Perhaps it has always been true that literature can be enjoyed only if you have the time to relax and the money to afford that relaxation, but increasingly literature is not available to the socio-economically poor aesthete. The increasing commercialisation of the festival can only benefit the acquisitive tastes of the well-heeled.

It is, of course, true that there is no reader’s paradise in our society, and it is naive to expect that there will be no agenda, money or ideology. The patient reader therefore tries to contextualise this literary community through greater awareness and more reflection. Be that as it may, the most enchanting aspect of JLF is its joyous affirmation of the reader. Membership of the art world does not rely on participation alone; its community prospers on a transformation that comes from inhabiting that space, even if fleetingly. It is only through reading that the performance and the theatricality of the JLF can be meaningful.

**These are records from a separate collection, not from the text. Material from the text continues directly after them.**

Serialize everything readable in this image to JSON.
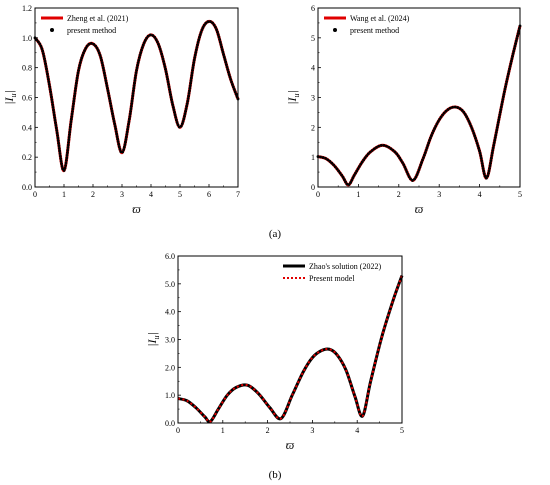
{
  "panel_labels": {
    "a": "(a)",
    "b": "(b)"
  },
  "colors": {
    "red": "#e00000",
    "black": "#000000",
    "frame": "#000000"
  },
  "chart_data": [
    {
      "type": "line",
      "panel": "top-left",
      "xlabel": "ϖ",
      "ylabel": "|I_u|",
      "ylabel_main": "|I",
      "ylabel_sub": "u",
      "ylabel_close": "|",
      "xlim": [
        0,
        7
      ],
      "ylim": [
        0,
        1.2
      ],
      "xticks": [
        "0",
        "1",
        "2",
        "3",
        "4",
        "5",
        "6",
        "7"
      ],
      "yticks": [
        "0.0",
        "0.2",
        "0.4",
        "0.6",
        "0.8",
        "1.0",
        "1.2"
      ],
      "legend_position": "top-left",
      "series": [
        {
          "name": "Zheng et al. (2021)",
          "style": "red-line",
          "x": [
            0,
            0.25,
            0.5,
            0.75,
            1.0,
            1.25,
            1.5,
            1.75,
            2.0,
            2.25,
            2.5,
            2.75,
            3.0,
            3.25,
            3.5,
            3.75,
            4.0,
            4.25,
            4.5,
            4.75,
            5.0,
            5.25,
            5.5,
            5.75,
            6.0,
            6.25,
            6.5,
            6.75,
            7.0
          ],
          "y": [
            1.0,
            0.92,
            0.68,
            0.38,
            0.11,
            0.45,
            0.78,
            0.93,
            0.96,
            0.88,
            0.66,
            0.42,
            0.23,
            0.45,
            0.78,
            0.96,
            1.02,
            0.96,
            0.79,
            0.55,
            0.4,
            0.56,
            0.86,
            1.05,
            1.11,
            1.06,
            0.89,
            0.72,
            0.59
          ]
        },
        {
          "name": "present method",
          "style": "black-dots",
          "x": [
            0,
            0.25,
            0.5,
            0.75,
            1.0,
            1.25,
            1.5,
            1.75,
            2.0,
            2.25,
            2.5,
            2.75,
            3.0,
            3.25,
            3.5,
            3.75,
            4.0,
            4.25,
            4.5,
            4.75,
            5.0,
            5.25,
            5.5,
            5.75,
            6.0,
            6.25,
            6.5,
            6.75,
            7.0
          ],
          "y": [
            1.0,
            0.92,
            0.68,
            0.38,
            0.11,
            0.45,
            0.78,
            0.93,
            0.96,
            0.88,
            0.66,
            0.42,
            0.23,
            0.45,
            0.78,
            0.96,
            1.02,
            0.96,
            0.79,
            0.55,
            0.4,
            0.56,
            0.86,
            1.05,
            1.11,
            1.06,
            0.89,
            0.72,
            0.59
          ]
        }
      ]
    },
    {
      "type": "line",
      "panel": "top-right",
      "xlabel": "ϖ",
      "ylabel": "|I_u|",
      "ylabel_main": "|I",
      "ylabel_sub": "u",
      "ylabel_close": "|",
      "xlim": [
        0,
        5
      ],
      "ylim": [
        0,
        6
      ],
      "xticks": [
        "0",
        "1",
        "2",
        "3",
        "4",
        "5"
      ],
      "yticks": [
        "0",
        "1",
        "2",
        "3",
        "4",
        "5",
        "6"
      ],
      "legend_position": "top-left",
      "series": [
        {
          "name": "Wang et al. (2024)",
          "style": "red-line",
          "x": [
            0,
            0.2,
            0.4,
            0.6,
            0.75,
            0.9,
            1.1,
            1.3,
            1.6,
            1.9,
            2.1,
            2.35,
            2.6,
            2.8,
            3.0,
            3.2,
            3.4,
            3.6,
            3.8,
            4.0,
            4.17,
            4.35,
            4.6,
            4.8,
            5.0
          ],
          "y": [
            1.02,
            0.95,
            0.72,
            0.37,
            0.07,
            0.4,
            0.85,
            1.18,
            1.4,
            1.18,
            0.8,
            0.22,
            0.95,
            1.7,
            2.25,
            2.58,
            2.68,
            2.52,
            2.0,
            1.2,
            0.3,
            1.4,
            3.1,
            4.3,
            5.4
          ]
        },
        {
          "name": "present method",
          "style": "black-dots",
          "x": [
            0,
            0.2,
            0.4,
            0.6,
            0.75,
            0.9,
            1.1,
            1.3,
            1.6,
            1.9,
            2.1,
            2.35,
            2.6,
            2.8,
            3.0,
            3.2,
            3.4,
            3.6,
            3.8,
            4.0,
            4.17,
            4.35,
            4.6,
            4.8,
            5.0
          ],
          "y": [
            1.02,
            0.95,
            0.72,
            0.37,
            0.07,
            0.4,
            0.85,
            1.18,
            1.4,
            1.18,
            0.8,
            0.22,
            0.95,
            1.7,
            2.25,
            2.58,
            2.68,
            2.52,
            2.0,
            1.2,
            0.3,
            1.4,
            3.1,
            4.3,
            5.4
          ]
        }
      ]
    },
    {
      "type": "line",
      "panel": "bottom",
      "xlabel": "ϖ",
      "ylabel": "|I_u|",
      "ylabel_main": "|I",
      "ylabel_sub": "u",
      "ylabel_close": "|",
      "xlim": [
        0,
        5
      ],
      "ylim": [
        0,
        6
      ],
      "xticks": [
        "0",
        "1",
        "2",
        "3",
        "4",
        "5"
      ],
      "yticks": [
        "0.0",
        "1.0",
        "2.0",
        "3.0",
        "4.0",
        "5.0",
        "6.0"
      ],
      "legend_position": "top-right",
      "series": [
        {
          "name": "Zhao's solution (2022)",
          "style": "black-line",
          "x": [
            0,
            0.2,
            0.4,
            0.6,
            0.72,
            0.9,
            1.1,
            1.3,
            1.55,
            1.8,
            2.05,
            2.3,
            2.55,
            2.8,
            3.0,
            3.2,
            3.38,
            3.55,
            3.75,
            3.95,
            4.12,
            4.3,
            4.55,
            4.8,
            5.0
          ],
          "y": [
            0.88,
            0.8,
            0.55,
            0.22,
            0.05,
            0.5,
            1.0,
            1.28,
            1.36,
            1.05,
            0.55,
            0.16,
            1.0,
            1.85,
            2.35,
            2.6,
            2.65,
            2.45,
            1.9,
            0.95,
            0.25,
            1.5,
            3.1,
            4.4,
            5.3
          ]
        },
        {
          "name": "Present model",
          "style": "red-dotted",
          "x": [
            0,
            0.2,
            0.4,
            0.6,
            0.72,
            0.9,
            1.1,
            1.3,
            1.55,
            1.8,
            2.05,
            2.3,
            2.55,
            2.8,
            3.0,
            3.2,
            3.38,
            3.55,
            3.75,
            3.95,
            4.12,
            4.3,
            4.55,
            4.8,
            5.0
          ],
          "y": [
            0.88,
            0.8,
            0.55,
            0.22,
            0.05,
            0.5,
            1.0,
            1.28,
            1.36,
            1.05,
            0.55,
            0.16,
            1.0,
            1.85,
            2.35,
            2.6,
            2.65,
            2.45,
            1.9,
            0.95,
            0.25,
            1.5,
            3.1,
            4.4,
            5.3
          ]
        }
      ]
    }
  ]
}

Can literature offer us redemption, however? The re-emergence of Faiz Ahmed Faiz as a youth icon alone should point us to the redemption that art can offer politics. And in the weekend, the crowds poured into Diggi Palace, belying the idea that literature is an exclusive preserve of the wealthy or that it is dying a slow but sure death. Literature is not philosophy or ideology that can offer up a totality; rather, in being various, cracked, imperfect and yet hopeful, it suggests paths for walking.